David Parry,
The Man From Eldorado:
Songs and Stories
of Robert W. Service

(Borealis, 1993)

The various elements that form The Man From Eldorado are all excellent. David Parry is a great singer and guitar player, and the musicians who accompany him are also skilled performers. Finally, the poetry by Robert W. Service is enjoyable. (In case you aren't familiar with Service, he wrote "The Cremation of Sam McGee.")

The thing is, those separate elements don't always shape into wonderful songs. There are some songs on this CD that are great; however, there are some others that are not so hot.
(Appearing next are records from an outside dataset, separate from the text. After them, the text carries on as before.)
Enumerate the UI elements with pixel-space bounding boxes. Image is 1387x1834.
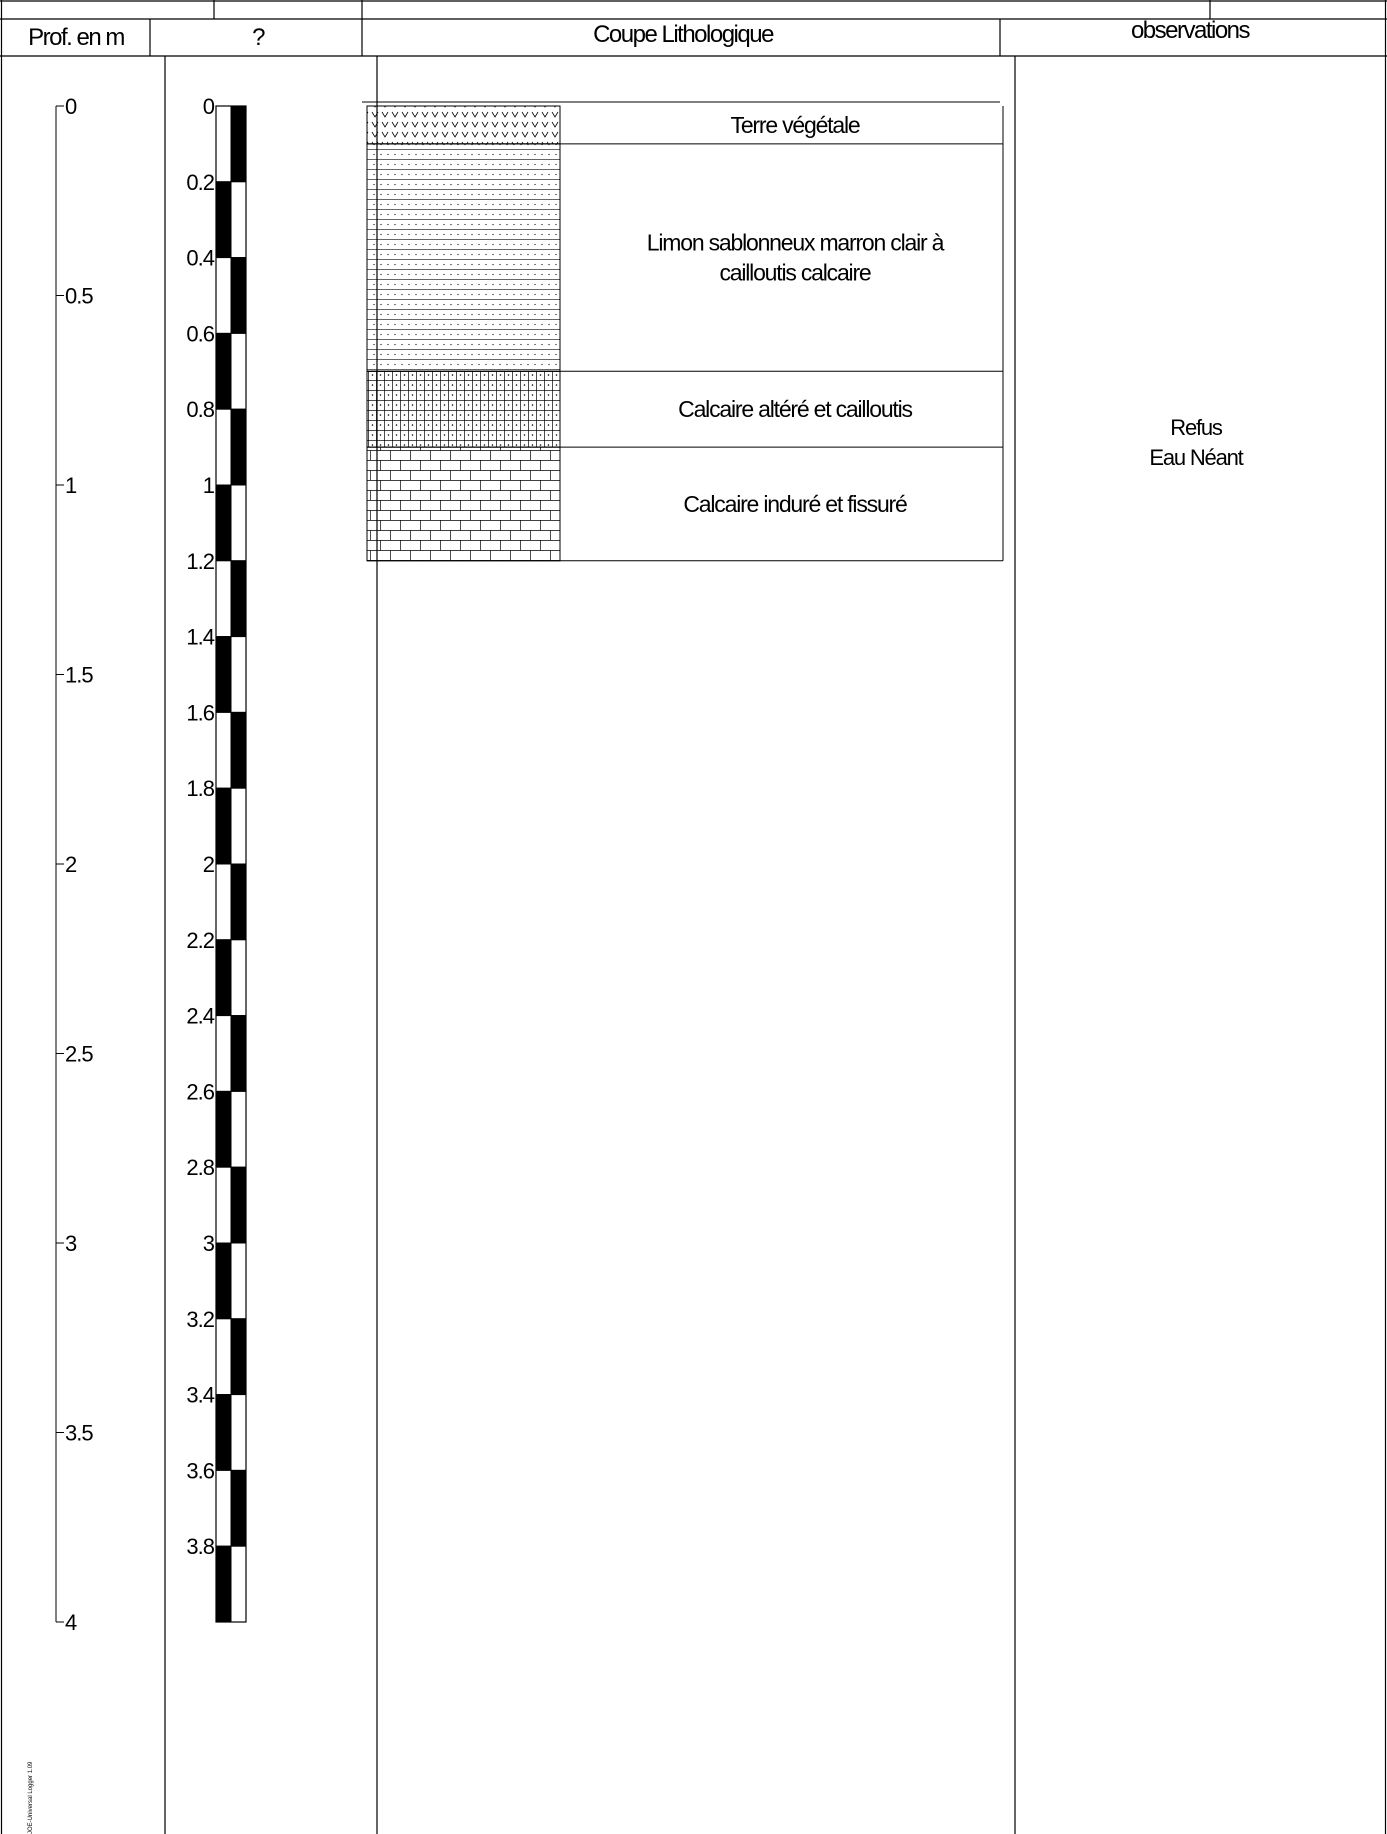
scale-segment: [215, 1242, 232, 1320]
scale-segment: [230, 1015, 247, 1092]
scale-segment: [215, 1545, 232, 1623]
scale-label: 2: [203, 852, 215, 877]
scale-label: 0.2: [186, 170, 214, 195]
scale-segment: [215, 1090, 232, 1168]
scale-segment: [230, 636, 247, 713]
scale-label: 3.8: [186, 1534, 214, 1559]
scale-label: 3: [203, 1231, 215, 1256]
observations-line-2: Eau Néant: [1149, 445, 1243, 470]
depth-axis-label: 2.5: [65, 1042, 93, 1067]
scale-segment: [230, 181, 247, 259]
scale-segment: [230, 257, 247, 334]
layer-hatch-weathered-limestone: [366, 370, 561, 448]
scale-segment: [215, 636, 232, 713]
header-observations: observations: [1131, 17, 1251, 44]
scale-segment: [215, 408, 232, 486]
layer-label: Terre végétale: [731, 112, 860, 138]
scale-segment: [215, 332, 232, 410]
scale-label: 0.6: [186, 321, 214, 346]
layer-label: Calcaire altéré et cailloutis: [678, 396, 912, 422]
scale-label: 3.2: [186, 1307, 214, 1332]
scale-label: 1.8: [186, 776, 214, 801]
scale-label: 2.4: [186, 1004, 214, 1029]
scale-segment: [230, 711, 247, 789]
scale-segment: [215, 560, 232, 638]
depth-axis-label: 4: [65, 1610, 77, 1635]
scale-segment: [230, 408, 247, 486]
scale-segment: [215, 711, 232, 789]
scale-segment: [215, 1469, 232, 1547]
scale-segment: [230, 1318, 247, 1396]
depth-axis-label: 2: [65, 852, 77, 877]
depth-axis-label: 3.5: [65, 1421, 93, 1446]
scale-segment: [215, 181, 232, 259]
depth-axis-label: 0: [65, 94, 77, 119]
scale-segment: [215, 1015, 232, 1092]
scale-label: 3.6: [186, 1458, 214, 1483]
scale-segment: [230, 863, 247, 941]
scale-label: 1.4: [186, 625, 214, 650]
layer-label: cailloutis calcaire: [719, 260, 870, 286]
scale-segment: [230, 787, 247, 865]
scale-segment: [230, 1469, 247, 1547]
scale-segment: [215, 1166, 232, 1244]
scale-segment: [215, 484, 232, 562]
scale-label: 1.6: [186, 700, 214, 725]
scale-segment: [230, 484, 247, 562]
scale-segment: [230, 560, 247, 638]
depth-axis-label: 1.5: [65, 663, 93, 688]
scale-segment: [215, 257, 232, 334]
software-label: JOE-Universal Logger 1.09: [28, 1761, 34, 1834]
scale-segment: [215, 939, 232, 1017]
observations-line-1: Refus: [1170, 415, 1223, 440]
scale-segment: [230, 332, 247, 410]
depth-axis-label: 1: [65, 473, 77, 498]
depth-axis-label: 0.5: [65, 284, 93, 309]
scale-segment: [230, 1545, 247, 1623]
scale-segment: [215, 1394, 232, 1471]
scale-label: 0.8: [186, 397, 214, 422]
scale-segment: [230, 105, 247, 183]
scale-segment: [230, 939, 247, 1017]
scale-label: 0: [203, 94, 215, 119]
scale-label: 1: [203, 473, 215, 498]
scale-label: 2.6: [186, 1079, 214, 1104]
header-depth: Prof. en m: [28, 24, 124, 51]
depth-axis: 0 0.5 1 1.5 2 2.5 3 3.5 4: [55, 94, 94, 1635]
scale-label: 1.2: [186, 549, 214, 574]
scale-label: 2.2: [186, 928, 214, 953]
scale-bar: 0 0.2 0.4 0.6 0.8 1 1.2 1.4 1.6 1.8 2 2.2 2.4 2.6 2.8 3…: [186, 94, 247, 1623]
header-scale: ?: [252, 24, 265, 51]
header-section: Coupe Lithologique: [593, 21, 774, 48]
layer-hatch-limestone: [366, 446, 561, 562]
scale-label: 3.4: [186, 1383, 214, 1408]
layer-label: Calcaire induré et fissuré: [683, 491, 907, 517]
layer-hatch-vegetal: [366, 105, 561, 145]
scale-segment: [230, 1166, 247, 1244]
scale-bar-outline: [215, 105, 247, 1623]
scale-segment: [215, 1318, 232, 1396]
lithology-section: Terre végétale Limon sablonneux marron cl…: [362, 101, 1004, 562]
scale-label: 0.4: [186, 246, 214, 271]
layer-label: Limon sablonneux marron clair à: [647, 230, 945, 256]
scale-segment: [215, 863, 232, 941]
scale-segment: [230, 1394, 247, 1471]
layer-hatch-silt: [366, 143, 561, 372]
scale-segment: [215, 787, 232, 865]
scale-segment: [230, 1090, 247, 1168]
depth-axis-label: 3: [65, 1231, 77, 1256]
scale-segment: [215, 105, 232, 183]
scale-label: 2.8: [186, 1155, 214, 1180]
scale-segment: [230, 1242, 247, 1320]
First, the good: the four poems and/or introductions read by David Parry are enjoyable. (Unfortunately, the words are not printed with the CD.) "The Atavist" makes a wonderful ballad, but having the lyrics handy would have been nice. "The Volunteer" and "A Song of Winter Weather" are both good war songs, and both capture the emotions of the poems. "The Petit Vieux" is probably the best song on the entire CD. It is a simple, beautiful song about growing older and its lyrics blend smoothly into the music.

Unfortunately, there are some pieces on the CD which don't quite work. "In Praise of Alcohol" keeps sounding like a hymn. "L'escargot D'Or" does not quite make the transition from spoken word to song smoothly enough to be enjoyable. The music and the lyrics of "A Pot of Tea" and "Accordion" seem to be at odds with each other.

The music tends to flow gently and smoothly, and is often simply one or two instruments to accompany the singing -- on one track, the snare drums, on another the piano, or the piano with a couple of other instruments mixed in.

The CD is, for the most part, an enjoyable listen. Too bad it is not quite good or consistent enough to be "must-have" material.